The Unicorn from the Stars was first played at the Abbey Theatre on November 23rd, 1907, with the following cast: – Father John, Ernest Vaughan; Thomas Hearne, a coachbuilder, Arthur Sinclair; Andrew Hearne, brother of Thomas, J. A. O’Rourke; Martin Hearne, nephew of Thomas, F. J. Fay; Johnny Bacach, a beggar, W. G. Fay; Paudeen, J. M. Kerrigan; Biddy Lally, Maire O’Neill; Nanny, Brigit O’Dempsey.

    W. B. YEATS.

March, 1908.

THE MUSIC FOR USE IN THE PERFORMANCE OF THESE PLAYS

All the music that is printed here, with the exception of Mr. Arthur Darley’s, is of that kind which I have described in Samhain and in Ideas of Good and Evil. Some of it is old Irish music made when all songs were but heightened speech, and some of it composed by modern musicians is none the less to be associated with words that must never lose the intonation of passionate speech. No vowel must ever be prolonged unnaturally, no word of mine must ever change into a mere musical note, no singer of my words must ever cease to be a man and become an instrument.

The degree of approach to ordinary singing depends on the context, for one desires a greater or lesser amount of contrast between the lyrics and the dialogue according to situation and emotion and the qualities of players. The words of Cathleen ni Houlihan about the ‘white-scarfed riders’ must be little more than regulated declamation; the little song of Leagerie when he seizes the ‘Golden Helmet’ should in its opening words be indistinguishable from the dialogue itself. Upon the other hand, Cathleen’s verses by the fire, and those of the pupils in the Hour-Glass, and those of the beggars in the Unicorn, are sung as the country people understand song. Modern singing would spoil them for dramatic purposes by taking the keenness and the salt out of the words. The songs in Deirdre, in Miss Farr’s and in Miss Allgood’s setting, need fine speakers of verse more than good singers; and in these, and still more in the song of the Three Women in Baile’s Strand, the singers must remember the natural speed of words. If the lyric in Baile’s Strand is sung slowly it is like church-singing, but if sung quickly and with the right expression it becomes an incantation so old that nobody can quite understand it. That it may give this sense of something half-forgotten, it must be sung with a certain lack of minute feeling for the meaning of the words, which, however, must always remain words. The songs in Deirdre, especially the last dirge, which is supposed to be the creation of the moment, must, upon the other hand, at any rate when Miss Farr’s or Miss Allgood’s music is used, be sung or spoken with minute passionate understanding. I have rehearsed the part of the Angel in the Hour-Glass with recorded notes throughout, and believe this is the right way; but in practice, owing to the difficulty of finding a player who did not sing too much the moment the notes were written down, have left it to the player’s own unrecorded inspiration, except at the ‘exit,’ where it is well for the player to go nearer to ordinary song.

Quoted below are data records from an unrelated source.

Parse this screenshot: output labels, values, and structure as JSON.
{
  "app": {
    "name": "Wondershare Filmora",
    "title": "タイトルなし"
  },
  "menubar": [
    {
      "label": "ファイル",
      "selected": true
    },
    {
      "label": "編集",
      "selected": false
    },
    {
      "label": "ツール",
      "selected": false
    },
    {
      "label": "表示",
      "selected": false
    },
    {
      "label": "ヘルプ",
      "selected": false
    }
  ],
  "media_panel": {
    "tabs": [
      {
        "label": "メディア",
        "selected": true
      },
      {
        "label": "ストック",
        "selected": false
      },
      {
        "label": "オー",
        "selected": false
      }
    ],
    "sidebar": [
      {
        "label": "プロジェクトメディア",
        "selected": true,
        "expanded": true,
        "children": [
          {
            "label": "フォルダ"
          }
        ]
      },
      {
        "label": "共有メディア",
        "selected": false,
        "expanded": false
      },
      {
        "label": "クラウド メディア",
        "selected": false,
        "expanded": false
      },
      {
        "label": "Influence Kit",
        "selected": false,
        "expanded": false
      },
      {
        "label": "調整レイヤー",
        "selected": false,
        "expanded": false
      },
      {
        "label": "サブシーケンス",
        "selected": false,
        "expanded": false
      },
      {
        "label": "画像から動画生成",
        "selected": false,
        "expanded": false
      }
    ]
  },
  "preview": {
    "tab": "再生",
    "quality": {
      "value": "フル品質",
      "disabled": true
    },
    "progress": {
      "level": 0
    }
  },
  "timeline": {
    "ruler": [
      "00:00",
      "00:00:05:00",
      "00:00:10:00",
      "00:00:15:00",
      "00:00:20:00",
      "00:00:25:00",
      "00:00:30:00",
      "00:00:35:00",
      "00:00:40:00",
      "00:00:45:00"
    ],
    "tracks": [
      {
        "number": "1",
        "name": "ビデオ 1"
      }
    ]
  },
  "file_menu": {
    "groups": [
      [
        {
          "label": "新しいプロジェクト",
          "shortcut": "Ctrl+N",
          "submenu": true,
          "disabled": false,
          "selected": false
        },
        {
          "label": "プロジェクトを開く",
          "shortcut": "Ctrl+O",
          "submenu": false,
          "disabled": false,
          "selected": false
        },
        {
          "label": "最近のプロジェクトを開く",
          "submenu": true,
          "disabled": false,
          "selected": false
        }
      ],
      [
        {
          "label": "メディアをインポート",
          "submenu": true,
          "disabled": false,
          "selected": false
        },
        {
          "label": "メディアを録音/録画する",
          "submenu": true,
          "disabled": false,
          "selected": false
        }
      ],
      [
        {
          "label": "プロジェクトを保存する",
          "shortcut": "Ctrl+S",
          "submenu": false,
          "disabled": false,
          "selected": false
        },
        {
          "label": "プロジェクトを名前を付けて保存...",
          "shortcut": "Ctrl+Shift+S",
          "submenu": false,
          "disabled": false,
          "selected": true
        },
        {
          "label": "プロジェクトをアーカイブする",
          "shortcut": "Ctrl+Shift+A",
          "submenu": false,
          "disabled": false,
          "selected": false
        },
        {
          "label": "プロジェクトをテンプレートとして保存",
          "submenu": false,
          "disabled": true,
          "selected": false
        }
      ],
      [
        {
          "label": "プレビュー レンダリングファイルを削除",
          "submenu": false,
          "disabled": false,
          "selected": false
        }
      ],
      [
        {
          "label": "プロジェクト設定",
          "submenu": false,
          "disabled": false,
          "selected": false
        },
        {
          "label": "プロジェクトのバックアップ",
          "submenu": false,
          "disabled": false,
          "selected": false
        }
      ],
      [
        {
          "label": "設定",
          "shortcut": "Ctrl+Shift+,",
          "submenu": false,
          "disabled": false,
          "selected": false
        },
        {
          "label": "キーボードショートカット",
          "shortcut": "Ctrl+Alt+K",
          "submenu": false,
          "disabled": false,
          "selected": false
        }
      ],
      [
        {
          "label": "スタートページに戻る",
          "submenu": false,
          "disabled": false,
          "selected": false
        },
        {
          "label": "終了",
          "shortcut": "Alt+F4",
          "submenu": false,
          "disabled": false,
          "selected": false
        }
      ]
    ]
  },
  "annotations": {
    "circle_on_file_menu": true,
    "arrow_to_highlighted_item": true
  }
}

I have not yet put Miss Farr’s Deirdre music to the test of performances, but, as she and I have worked out all this art of spoken song together, I have little doubt but I shall find it all I would have it. Mr. Darley’s music was used at the first production of the play and at its revival last spring, and was dramatically effective. I could hear the words perfectly, and I think they must have been audible to anyone hearing the play for the first or second time. They had not, however, the full animation of speech, as one heard it in the dirge at the end of the play set by Miss Allgood herself, who played the principal musician. It is very difficult for a musician who is not a speaker to do exactly what I want. Mr. Darley has written for singers not for speakers. His music is, perhaps, too elaborate, simple though it is. I have not had sufficient opportunity to experiment with the play to find out the exact distance from ordinary speech necessary in the first two lyrics, which must prolong the mood of the dialogue while being a rest from its passions. Miss Farr’s music will be used at the next revival of the play.